Last Sunday night, our youth group and youth families gathered in this Sanctuary for worship. We wanted to spend time together before the spring semester got under way, time to listen to one another, pray, and study Scripture. In small groups, parents and youth discussed the story of the prophet Jeremiah, of the plans God had for him, plans of hope and not harm, of a future. We thought about this hope for a future – hope for our future, hope that reached beyond whatever sadness or stress or situation we found ourselves in. We thought about how we could hold on to this hope when someone tugged on the strings that held us together and our seams began to show. After our small group discussions, each parent and child got an index card. On it, the parents wrote their hopes for their children and the youth wrote their hopes for their parents. It took a lot of chatter and busybody-ness to write the prayers and collect them but once Allie Ruffing and Anna Meyer and I collected them all, we stood right here in front of the communion table and read the cards as our Prayers of the People. It seems that in the midst of all the things we do, the things that take up our time and weigh us down, in between the arguments in the minivan and the hurried dinners and the late night not-so-quiet discussions and the crossed arms and the lonely moments, it seems that we’re catching glimpses of each other. It seems that we are seeing one another for what is really going on inside.

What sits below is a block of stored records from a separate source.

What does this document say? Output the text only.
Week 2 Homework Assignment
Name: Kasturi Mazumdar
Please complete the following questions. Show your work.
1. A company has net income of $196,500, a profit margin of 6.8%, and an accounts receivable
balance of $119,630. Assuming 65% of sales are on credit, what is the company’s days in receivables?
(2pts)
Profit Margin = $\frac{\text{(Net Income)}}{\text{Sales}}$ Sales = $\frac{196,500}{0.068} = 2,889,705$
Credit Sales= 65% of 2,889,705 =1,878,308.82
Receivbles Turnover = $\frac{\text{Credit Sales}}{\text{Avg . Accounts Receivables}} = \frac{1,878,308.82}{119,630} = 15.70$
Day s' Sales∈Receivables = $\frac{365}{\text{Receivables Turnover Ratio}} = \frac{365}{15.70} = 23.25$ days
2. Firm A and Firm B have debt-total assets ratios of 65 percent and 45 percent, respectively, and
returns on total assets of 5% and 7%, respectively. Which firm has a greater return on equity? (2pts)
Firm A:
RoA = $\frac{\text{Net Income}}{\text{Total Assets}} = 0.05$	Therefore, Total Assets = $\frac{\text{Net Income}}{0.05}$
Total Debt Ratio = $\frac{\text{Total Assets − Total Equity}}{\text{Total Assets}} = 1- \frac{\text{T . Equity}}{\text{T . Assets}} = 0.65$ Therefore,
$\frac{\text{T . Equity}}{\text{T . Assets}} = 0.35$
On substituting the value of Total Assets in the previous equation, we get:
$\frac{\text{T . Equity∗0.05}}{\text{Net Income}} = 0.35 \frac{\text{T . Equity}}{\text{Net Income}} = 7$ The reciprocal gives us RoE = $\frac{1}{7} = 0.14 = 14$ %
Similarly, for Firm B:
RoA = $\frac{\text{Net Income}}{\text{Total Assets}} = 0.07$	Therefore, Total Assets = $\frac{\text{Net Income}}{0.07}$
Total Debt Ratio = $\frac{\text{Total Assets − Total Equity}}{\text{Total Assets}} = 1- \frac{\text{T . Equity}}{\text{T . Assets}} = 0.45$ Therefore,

My hope for my mom is that she is less stressed by us. My hope for my dad is that he has time in his day to relax. I hope that my parents won’t do the same things that they complain about their parents doing. I hope my mom enjoys her job because she’s had a hard time lately. I hope my dad has some free time soon because he always drives me to the places I need to go. I hope my parents can live in the present and not worry about the future. I hope my daughter doesn’t worry as much. I hope my son develops closer relationships with his peers. My hope for my son is that he will love himself as much as I do. My hope is that my child will be confident. I hope that you know that God loves you no matter what.
Jesus saw Nathanael and Nathanael saw Jesus seeing him. In that moment, something shifted inside of him forever. To be seen and called and accepted for all that is inside of you is the Good News, friends, the Good News of a Savior, Rabbi, King of Israel who sees us and everything we are and loves us still. May we see one another and believe the Good News again and again. Amen.
1. "To Fall in Love With Anyone, Do This," Mandy Len Catron, The New York Time, 1-9-15.